We don’t participate in language for no reason, however. We do so as a means of surviving and even prospering. As an organism trying to find its evolutionary niche in nature, our words are sharper than our claws. We’re able to create a collective experience, one that gives us the ability to build the shelter we somewhat dramatically call “civilization.” When we participate in language, the stakes are high. Our words can bring us closer to people, or they can separate us from the communities that not only build out our individual identities but are essential for our day-to-day survival.

Machines simply don’t do this. What the LLMs are doing is predicting tokens based on a training set of example tokens. They imitate language, and their ability to make life-like imitations is honestly stunning at times. But when an LLM produces language, it’s turning a crank, making coordinated moves, empty of anything more. When it gets something wrong, it’s dismissed as a hallucination (an interestingly misleading metaphor, but I’ll leave that aside.) The LLM lacks the table stakes inherent in human language-use. When calculating the next word or phrase, there’s no risk of social death or exclusion for the LLM. Where humans use language to draw closer to one another, the LLM is playing a very complicated game of pachinko.

All this is to simply point out that humans, as language users, and LLMs, as models, occupy different domains. I exist in a world bounded by my language; Claude exists within a calculation of tokens. This is an important but loaded distinction. It’s important because it maps out the lines between us and LLMs. It’s loaded as it requires some discussion of a spooky thing called “consciousness.”

When we examine our brains on a physical level, we don’t find anything describable as consciousness, yet when we introspect, we can’t avoid that we do, in fact, have conscious experiences. We can describe our experience in subjective terms, but not in objective terms–there’s a gap. The gap isn’t due to our lack of physical understanding, we know what brains are made of, it’s just that our experience of ourselves can exceed what our language can express. Language, in my view, is inherently public, it’s a shared space of activity, so when language turns inwards, it lacks the grammar needed to capture subjective experience. This isn’t a problem outside of dense philosophical discussions on some guy’s blog, though–the expression of one’s own experience sits quite happily in the domain of art, for just one example.

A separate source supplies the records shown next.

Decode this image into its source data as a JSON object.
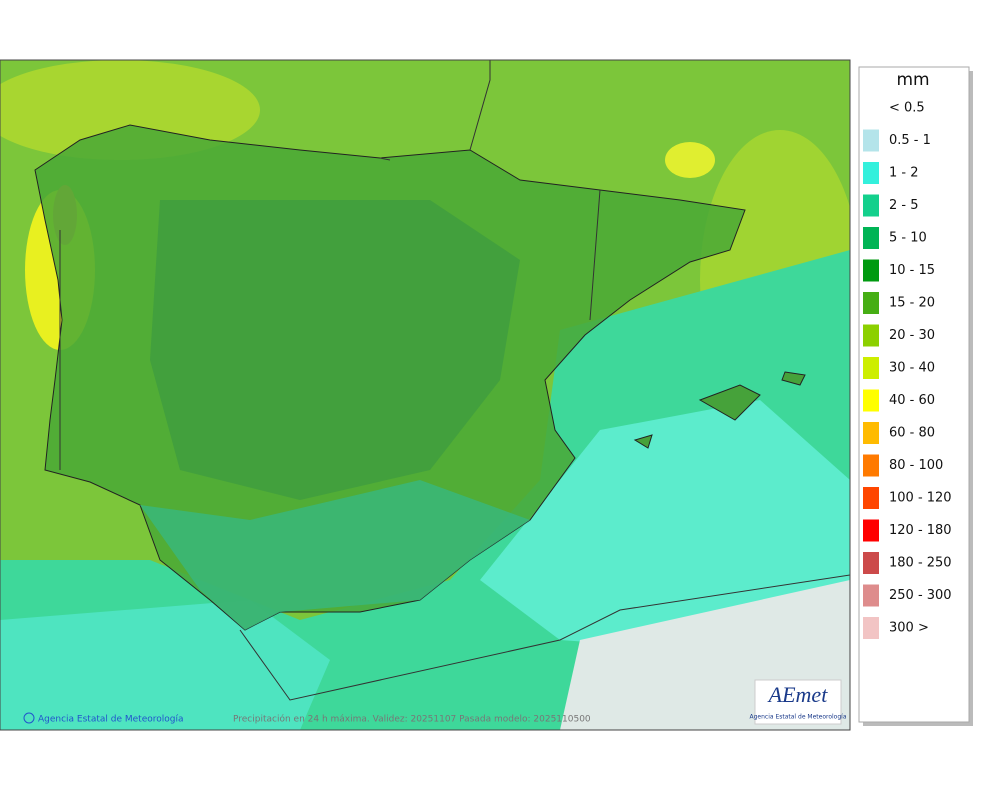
{
  "legend": {
    "unit": "mm",
    "items": [
      {
        "label": "< 0.5",
        "color": "#ffffff"
      },
      {
        "label": "0.5 - 1",
        "color": "#b4e4ea"
      },
      {
        "label": "1 - 2",
        "color": "#33f0dc"
      },
      {
        "label": "2 - 5",
        "color": "#13d08c"
      },
      {
        "label": "5 - 10",
        "color": "#00b455"
      },
      {
        "label": "10 - 15",
        "color": "#009a10"
      },
      {
        "label": "15 - 20",
        "color": "#46ae14"
      },
      {
        "label": "20 - 30",
        "color": "#8cd000"
      },
      {
        "label": "30 - 40",
        "color": "#cdee00"
      },
      {
        "label": "40 - 60",
        "color": "#ffff00"
      },
      {
        "label": "60 - 80",
        "color": "#ffbb00"
      },
      {
        "label": "80 - 100",
        "color": "#ff7a00"
      },
      {
        "label": "100 - 120",
        "color": "#ff4600"
      },
      {
        "label": "120 - 180",
        "color": "#ff0000"
      },
      {
        "label": "180 - 250",
        "color": "#cc4a4a"
      },
      {
        "label": "250 - 300",
        "color": "#de8c8c"
      },
      {
        "label": "300 >",
        "color": "#f2c4c4"
      }
    ]
  },
  "footer": {
    "credit": "Agencia Estatal de Meteorología",
    "caption": "Precipitación en 24 h máxima. Validez: 20251107 Pasada modelo: 2025110500"
  },
  "logo": {
    "name": "AEmet",
    "subtitle": "Agencia Estatal de Meteorología"
  }
}
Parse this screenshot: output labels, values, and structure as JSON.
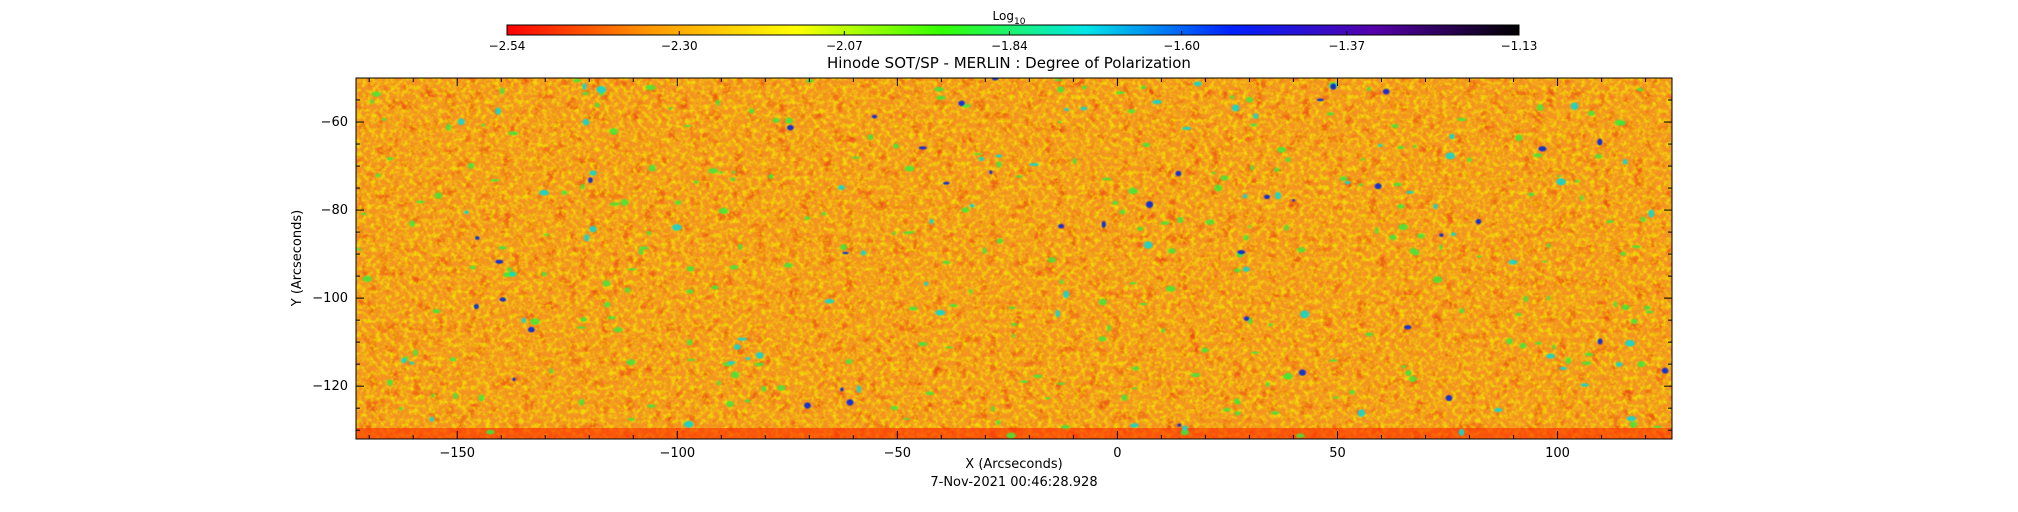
{
  "chart_data": {
    "type": "heatmap",
    "title": "Hinode SOT/SP - MERLIN : Degree of Polarization",
    "xlabel": "X (Arcseconds)",
    "ylabel": "Y (Arcseconds)",
    "footer": "7-Nov-2021 00:46:28.928",
    "xlim": [
      -173,
      126
    ],
    "ylim": [
      -132,
      -50
    ],
    "x_ticks": [
      -150,
      -100,
      -50,
      0,
      50,
      100
    ],
    "x_tick_labels": [
      "−150",
      "−100",
      "−50",
      "0",
      "50",
      "100"
    ],
    "y_ticks": [
      -60,
      -80,
      -100,
      -120
    ],
    "y_tick_labels": [
      "−60",
      "−80",
      "−100",
      "−120"
    ],
    "colorbar": {
      "label": "Log",
      "label_subscript": "10",
      "range": [
        -2.54,
        -1.13
      ],
      "ticks": [
        -2.54,
        -2.3,
        -2.07,
        -1.84,
        -1.6,
        -1.37,
        -1.13
      ],
      "tick_labels": [
        "−2.54",
        "−2.30",
        "−2.07",
        "−1.84",
        "−1.60",
        "−1.37",
        "−1.13"
      ],
      "stops": [
        "#ff0000",
        "#ff9900",
        "#ffff00",
        "#33ff00",
        "#00e6e6",
        "#0022ff",
        "#5500aa",
        "#000000"
      ]
    }
  }
}
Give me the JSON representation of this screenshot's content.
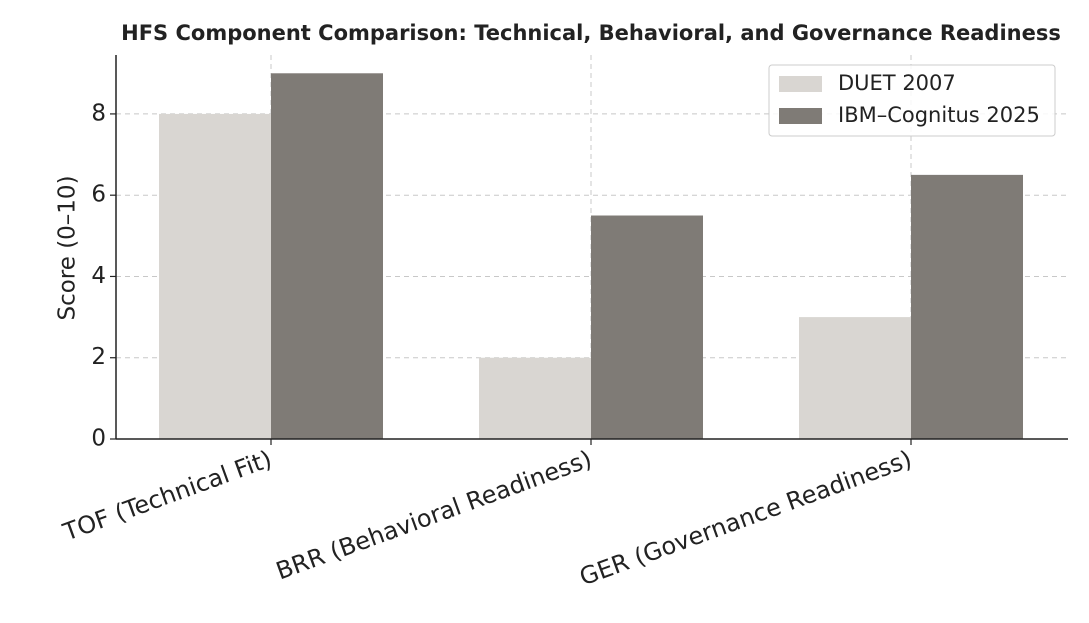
{
  "chart_data": {
    "type": "bar",
    "title": "HFS Component Comparison: Technical, Behavioral, and Governance Readiness",
    "y_label": "Score (0–10)",
    "categories": [
      "TOF (Technical Fit)",
      "BRR (Behavioral Readiness)",
      "GER (Governance Readiness)"
    ],
    "series": [
      {
        "name": "DUET 2007",
        "color": "#d9d6d2",
        "values": [
          8,
          2,
          3
        ]
      },
      {
        "name": "IBM–Cognitus 2025",
        "color": "#7f7b76",
        "values": [
          9,
          5.5,
          6.5
        ]
      }
    ],
    "ylim": [
      0,
      9.45
    ],
    "yticks": [
      0,
      2,
      4,
      6,
      8
    ],
    "grid": true,
    "legend": "upper-right"
  }
}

LLMs, on the other hand, aren’t quite as mysterious in the same way. We may not be able to trace each output to a specific event in the LLMs processing, but we do understand the process. This issue is largely due to the scale and nature of probabilistic token selection. There’s no gap between the experience of being an LLM and its language-use: there isn’t any experience for language to fail to capture.

One could object that the same argument would apply to human infants and those with extreme impairments who cannot participate in language-use. My response would be two-fold. First, language-use is a human ability, like flight for many species of bird, but one wouldn’t say a sparrow with a broken wing isn’t a bird. Second, being human arguably comes with its normative commitments, namely, to see all humans as part of a moral community. (And while some may wish to debate this point, I do not.)

This may read like a deflationary view of AI, reducing it to software running billions (trillions?) of calculations for it to produce an illusion of language-use. However, I am very much in favor of using AI as the powerful tool it clearly is. If I want to build a vector database, I can do most of my research and a fair amount of coding using Claude Code. After all, it’s clearly better at python than I am. But if I want to write a poem, I’m much better served to learn the names of flowers and pack light for a walk in the woods. And once I’m moved, I write.

If the underlying anxiety around AI is that it supplants humans from activities that are exclusively our domain, I’m feeling strongly that it cannot. Human life and meaning are created out of human practices and ways of living. LLMs use our production, our language, to help us build what we deem worthy of building. It can even plan a party if prompted correctly, but we’re going to be the ones staying later than we should when the party gets fun.